At the center of the work, clustered pale faces emerge from a dark and turbulent space. Their expressions suggest vulnerability, astonishment, and silent witness. They do not appear as stable portraits so much as presences surfacing from an interior realm. Above them, a large winged figure stretches across the composition, creating a dramatic sense of suspension and protection while also introducing tension. The wings feel both sheltering and ominous, suggesting that transcendence is never entirely free of burden.
Throughout the image, other forms rise and recede: a crowned or watchful figure, a bird-like presence, scattered eyes, and a radiant eclipse-like form near the top. These elements create the impression of a private mythology unfolding in layers. The composition invites associations with revelation, sacrifice, devotion, and inner transformation, yet it never settles into one fixed narrative. Instead, it remains open, allowing the viewer to move through it intuitively.
The title Commitment gives the work its psychological center. It suggests more than promise or decision. It points to endurance, devotion, and the willingness to remain present before difficult inner material. The image can be read as a meditation on what it means to commit oneself to vision — to stay with the unknown, the unresolved, and the emotionally charged until something authentic begins to emerge.
The visible inscriptions and handwritten marks at the bottom reinforce this sense of process. They anchor the work in time and make the act of revision part of the final image. Rather than hiding its evolution, the piece keeps that history exposed. This gives Commitment an added intimacy: it is not only a finished image, but also a trace of the artist’s prolonged engagement with it.
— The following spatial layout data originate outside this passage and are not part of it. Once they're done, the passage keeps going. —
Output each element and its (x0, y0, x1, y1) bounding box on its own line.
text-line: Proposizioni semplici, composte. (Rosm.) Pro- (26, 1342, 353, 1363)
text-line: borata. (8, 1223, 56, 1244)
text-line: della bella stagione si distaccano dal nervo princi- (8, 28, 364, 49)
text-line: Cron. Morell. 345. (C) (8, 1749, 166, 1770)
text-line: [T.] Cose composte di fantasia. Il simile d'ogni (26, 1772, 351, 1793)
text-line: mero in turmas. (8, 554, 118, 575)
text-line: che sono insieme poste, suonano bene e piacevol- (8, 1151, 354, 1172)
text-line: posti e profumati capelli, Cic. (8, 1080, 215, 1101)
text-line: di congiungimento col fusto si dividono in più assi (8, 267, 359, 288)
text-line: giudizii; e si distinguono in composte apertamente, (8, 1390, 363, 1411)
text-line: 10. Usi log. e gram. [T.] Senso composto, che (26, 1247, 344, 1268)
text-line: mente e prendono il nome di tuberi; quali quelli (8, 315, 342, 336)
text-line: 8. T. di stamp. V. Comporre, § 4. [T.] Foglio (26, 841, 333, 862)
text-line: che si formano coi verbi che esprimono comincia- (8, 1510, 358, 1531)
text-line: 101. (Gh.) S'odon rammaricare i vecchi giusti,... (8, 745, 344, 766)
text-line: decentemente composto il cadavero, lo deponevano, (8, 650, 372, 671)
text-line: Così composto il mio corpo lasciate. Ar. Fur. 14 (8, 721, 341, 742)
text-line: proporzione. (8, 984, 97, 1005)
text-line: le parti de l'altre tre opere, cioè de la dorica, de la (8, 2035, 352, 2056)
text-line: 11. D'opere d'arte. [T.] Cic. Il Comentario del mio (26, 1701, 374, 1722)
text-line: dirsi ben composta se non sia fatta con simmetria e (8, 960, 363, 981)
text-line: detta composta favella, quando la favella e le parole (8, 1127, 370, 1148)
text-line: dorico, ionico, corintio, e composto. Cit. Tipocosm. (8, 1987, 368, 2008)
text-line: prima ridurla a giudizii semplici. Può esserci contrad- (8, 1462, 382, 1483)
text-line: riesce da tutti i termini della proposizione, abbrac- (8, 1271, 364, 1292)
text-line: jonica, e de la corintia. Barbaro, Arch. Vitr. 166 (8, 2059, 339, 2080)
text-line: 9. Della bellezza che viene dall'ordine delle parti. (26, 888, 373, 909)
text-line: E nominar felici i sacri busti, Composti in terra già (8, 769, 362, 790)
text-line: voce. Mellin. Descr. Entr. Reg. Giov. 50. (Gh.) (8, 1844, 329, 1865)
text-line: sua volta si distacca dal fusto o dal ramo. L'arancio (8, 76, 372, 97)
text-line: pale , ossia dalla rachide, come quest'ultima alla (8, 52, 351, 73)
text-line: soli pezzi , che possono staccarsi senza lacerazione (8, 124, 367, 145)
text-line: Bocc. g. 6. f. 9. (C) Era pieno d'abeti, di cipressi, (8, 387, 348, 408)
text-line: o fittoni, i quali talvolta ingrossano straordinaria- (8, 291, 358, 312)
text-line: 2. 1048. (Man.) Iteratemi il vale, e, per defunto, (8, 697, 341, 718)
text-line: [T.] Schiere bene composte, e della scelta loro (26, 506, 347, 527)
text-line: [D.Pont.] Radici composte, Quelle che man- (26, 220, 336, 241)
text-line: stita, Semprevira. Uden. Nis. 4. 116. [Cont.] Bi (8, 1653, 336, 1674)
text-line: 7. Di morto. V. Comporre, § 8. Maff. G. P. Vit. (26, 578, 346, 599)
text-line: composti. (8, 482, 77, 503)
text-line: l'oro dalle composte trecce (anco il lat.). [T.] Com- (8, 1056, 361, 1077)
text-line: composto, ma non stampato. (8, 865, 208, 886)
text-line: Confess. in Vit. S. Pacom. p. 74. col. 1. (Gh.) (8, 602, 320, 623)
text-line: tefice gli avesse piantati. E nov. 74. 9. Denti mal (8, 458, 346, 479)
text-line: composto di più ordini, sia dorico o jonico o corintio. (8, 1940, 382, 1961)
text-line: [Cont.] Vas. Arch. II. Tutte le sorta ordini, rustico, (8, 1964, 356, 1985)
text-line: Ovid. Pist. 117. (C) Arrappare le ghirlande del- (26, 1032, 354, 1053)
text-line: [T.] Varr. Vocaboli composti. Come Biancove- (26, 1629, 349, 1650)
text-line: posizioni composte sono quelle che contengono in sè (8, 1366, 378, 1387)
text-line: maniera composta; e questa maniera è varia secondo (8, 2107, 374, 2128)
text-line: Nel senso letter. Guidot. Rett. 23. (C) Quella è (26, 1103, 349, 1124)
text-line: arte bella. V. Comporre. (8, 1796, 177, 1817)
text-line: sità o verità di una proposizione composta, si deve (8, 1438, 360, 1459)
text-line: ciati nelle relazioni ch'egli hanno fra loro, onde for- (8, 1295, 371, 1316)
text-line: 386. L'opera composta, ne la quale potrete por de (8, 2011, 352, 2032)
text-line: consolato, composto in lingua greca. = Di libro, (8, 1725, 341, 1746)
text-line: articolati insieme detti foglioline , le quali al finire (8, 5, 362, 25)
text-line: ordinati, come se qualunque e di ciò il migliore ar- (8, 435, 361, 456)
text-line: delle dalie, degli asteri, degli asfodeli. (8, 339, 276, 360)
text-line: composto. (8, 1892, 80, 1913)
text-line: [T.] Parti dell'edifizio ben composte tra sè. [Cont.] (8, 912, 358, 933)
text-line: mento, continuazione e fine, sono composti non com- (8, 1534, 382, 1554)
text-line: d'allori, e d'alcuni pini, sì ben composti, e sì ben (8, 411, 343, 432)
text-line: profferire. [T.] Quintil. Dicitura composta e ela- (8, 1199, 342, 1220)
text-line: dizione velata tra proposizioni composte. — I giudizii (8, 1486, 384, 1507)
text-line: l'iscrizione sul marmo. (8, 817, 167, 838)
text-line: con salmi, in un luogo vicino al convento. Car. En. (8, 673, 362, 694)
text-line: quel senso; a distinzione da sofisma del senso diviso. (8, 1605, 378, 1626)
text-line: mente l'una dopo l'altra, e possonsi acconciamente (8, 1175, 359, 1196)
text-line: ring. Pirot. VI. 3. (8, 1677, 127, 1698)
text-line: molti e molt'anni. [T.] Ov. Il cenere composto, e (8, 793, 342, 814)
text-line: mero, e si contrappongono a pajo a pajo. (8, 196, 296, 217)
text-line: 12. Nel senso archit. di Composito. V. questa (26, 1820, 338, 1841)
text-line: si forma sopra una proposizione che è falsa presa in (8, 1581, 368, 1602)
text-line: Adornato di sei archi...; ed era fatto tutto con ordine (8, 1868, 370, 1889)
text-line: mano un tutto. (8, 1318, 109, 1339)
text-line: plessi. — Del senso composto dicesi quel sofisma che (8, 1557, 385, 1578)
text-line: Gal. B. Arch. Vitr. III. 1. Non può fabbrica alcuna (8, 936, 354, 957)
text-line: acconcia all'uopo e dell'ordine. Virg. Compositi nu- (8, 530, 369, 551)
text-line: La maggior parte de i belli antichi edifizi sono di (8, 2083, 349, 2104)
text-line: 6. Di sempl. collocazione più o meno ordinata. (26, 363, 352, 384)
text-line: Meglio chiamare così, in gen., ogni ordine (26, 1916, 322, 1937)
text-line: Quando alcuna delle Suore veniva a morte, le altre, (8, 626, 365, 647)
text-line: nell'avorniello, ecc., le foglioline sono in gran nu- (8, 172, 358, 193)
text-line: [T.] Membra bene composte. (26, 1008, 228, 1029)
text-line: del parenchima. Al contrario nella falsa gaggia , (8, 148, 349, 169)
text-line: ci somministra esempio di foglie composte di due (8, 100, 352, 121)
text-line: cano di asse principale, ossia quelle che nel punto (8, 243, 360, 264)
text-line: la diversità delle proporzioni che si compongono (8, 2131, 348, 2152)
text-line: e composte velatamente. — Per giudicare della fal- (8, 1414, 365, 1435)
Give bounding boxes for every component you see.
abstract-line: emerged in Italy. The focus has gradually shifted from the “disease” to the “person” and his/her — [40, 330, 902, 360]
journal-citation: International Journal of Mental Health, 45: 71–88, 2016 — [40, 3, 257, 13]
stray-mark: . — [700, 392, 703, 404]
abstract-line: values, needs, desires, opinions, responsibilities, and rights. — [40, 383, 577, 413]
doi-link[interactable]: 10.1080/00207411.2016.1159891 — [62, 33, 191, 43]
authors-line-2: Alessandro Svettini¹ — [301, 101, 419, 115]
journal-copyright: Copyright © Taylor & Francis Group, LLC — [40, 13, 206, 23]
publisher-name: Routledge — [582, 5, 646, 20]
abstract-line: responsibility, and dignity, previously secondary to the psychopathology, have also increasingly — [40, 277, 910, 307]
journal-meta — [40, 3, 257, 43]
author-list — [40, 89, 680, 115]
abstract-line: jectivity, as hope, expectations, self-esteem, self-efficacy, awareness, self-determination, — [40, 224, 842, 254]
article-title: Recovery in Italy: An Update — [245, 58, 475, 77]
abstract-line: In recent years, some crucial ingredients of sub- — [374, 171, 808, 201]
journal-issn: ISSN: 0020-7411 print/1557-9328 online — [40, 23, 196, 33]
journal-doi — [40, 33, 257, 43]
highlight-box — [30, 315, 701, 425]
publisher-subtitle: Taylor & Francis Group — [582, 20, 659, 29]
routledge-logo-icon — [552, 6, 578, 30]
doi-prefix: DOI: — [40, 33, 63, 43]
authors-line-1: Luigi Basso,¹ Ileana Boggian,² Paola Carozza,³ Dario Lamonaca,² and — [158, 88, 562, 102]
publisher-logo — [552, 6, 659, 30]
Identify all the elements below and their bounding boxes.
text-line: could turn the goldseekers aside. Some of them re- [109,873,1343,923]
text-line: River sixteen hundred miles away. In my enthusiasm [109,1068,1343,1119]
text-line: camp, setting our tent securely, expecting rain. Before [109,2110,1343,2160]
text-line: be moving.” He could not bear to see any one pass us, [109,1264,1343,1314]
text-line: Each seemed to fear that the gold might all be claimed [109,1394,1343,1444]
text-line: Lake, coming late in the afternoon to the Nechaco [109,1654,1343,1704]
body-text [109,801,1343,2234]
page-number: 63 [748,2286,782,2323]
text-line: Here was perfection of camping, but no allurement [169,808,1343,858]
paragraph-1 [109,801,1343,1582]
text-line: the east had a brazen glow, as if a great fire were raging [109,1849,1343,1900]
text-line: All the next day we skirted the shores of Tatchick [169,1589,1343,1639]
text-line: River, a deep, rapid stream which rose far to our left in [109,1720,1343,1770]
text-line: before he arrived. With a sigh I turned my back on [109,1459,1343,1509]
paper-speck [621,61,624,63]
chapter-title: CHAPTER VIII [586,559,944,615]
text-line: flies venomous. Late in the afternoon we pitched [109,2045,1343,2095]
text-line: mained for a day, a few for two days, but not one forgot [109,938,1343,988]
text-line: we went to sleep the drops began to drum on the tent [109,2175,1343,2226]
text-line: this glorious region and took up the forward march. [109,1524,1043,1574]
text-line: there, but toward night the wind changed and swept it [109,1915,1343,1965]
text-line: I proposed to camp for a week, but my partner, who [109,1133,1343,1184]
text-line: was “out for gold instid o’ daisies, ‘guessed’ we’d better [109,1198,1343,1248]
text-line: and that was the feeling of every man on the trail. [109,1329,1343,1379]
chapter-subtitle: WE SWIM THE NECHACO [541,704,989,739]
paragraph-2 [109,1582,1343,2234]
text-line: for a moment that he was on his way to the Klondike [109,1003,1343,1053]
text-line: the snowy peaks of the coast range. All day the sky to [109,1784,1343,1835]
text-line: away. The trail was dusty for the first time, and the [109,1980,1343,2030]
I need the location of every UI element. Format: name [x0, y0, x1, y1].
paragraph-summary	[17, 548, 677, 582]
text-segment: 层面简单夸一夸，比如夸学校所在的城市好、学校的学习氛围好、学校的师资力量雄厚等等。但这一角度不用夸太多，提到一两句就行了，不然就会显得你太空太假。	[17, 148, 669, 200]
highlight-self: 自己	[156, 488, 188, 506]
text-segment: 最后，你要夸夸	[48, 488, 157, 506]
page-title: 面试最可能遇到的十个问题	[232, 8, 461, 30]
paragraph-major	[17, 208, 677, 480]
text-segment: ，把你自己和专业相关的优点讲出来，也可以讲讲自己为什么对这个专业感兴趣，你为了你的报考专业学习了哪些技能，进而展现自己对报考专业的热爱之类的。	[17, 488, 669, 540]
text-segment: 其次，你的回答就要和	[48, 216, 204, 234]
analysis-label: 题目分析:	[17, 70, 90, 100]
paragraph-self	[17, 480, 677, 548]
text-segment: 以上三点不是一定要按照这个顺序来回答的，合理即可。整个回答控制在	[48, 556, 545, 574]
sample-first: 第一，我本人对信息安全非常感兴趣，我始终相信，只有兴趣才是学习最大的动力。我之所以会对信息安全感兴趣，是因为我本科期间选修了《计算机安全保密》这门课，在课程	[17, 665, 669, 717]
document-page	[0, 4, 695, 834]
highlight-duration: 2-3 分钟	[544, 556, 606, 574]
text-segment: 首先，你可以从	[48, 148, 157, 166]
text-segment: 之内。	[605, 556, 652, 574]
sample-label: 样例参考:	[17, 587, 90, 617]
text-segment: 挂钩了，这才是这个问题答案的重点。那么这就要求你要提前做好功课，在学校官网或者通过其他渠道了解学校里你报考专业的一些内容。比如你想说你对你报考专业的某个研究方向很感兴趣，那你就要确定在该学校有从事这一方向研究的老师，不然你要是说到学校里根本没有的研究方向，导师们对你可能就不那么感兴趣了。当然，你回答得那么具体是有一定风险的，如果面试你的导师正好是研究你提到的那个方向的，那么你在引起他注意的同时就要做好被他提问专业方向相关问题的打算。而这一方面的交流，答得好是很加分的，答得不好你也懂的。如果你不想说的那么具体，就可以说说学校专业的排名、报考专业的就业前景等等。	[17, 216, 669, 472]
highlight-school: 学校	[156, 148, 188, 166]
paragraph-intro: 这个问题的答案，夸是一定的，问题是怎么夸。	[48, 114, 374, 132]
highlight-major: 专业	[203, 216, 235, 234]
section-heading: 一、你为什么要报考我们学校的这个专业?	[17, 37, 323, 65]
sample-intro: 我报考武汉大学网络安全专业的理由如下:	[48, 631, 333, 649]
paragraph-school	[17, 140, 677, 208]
Like much of David Ricketts’ work, Commitment exists between dream, symbol, and self-examination. It brings together beauty, unease, tenderness, and visionary intensity in a way that resists easy explanation. What gives the piece its force is not certainty, but conviction — the feeling that the artist has followed the image where it needed to go, allowing its layered meanings to remain alive.
At its core, Commitment is a work about devotion to the inner life: the courage to remain with the image, the mystery, and the call to create, even when the full meaning remains just beyond reach.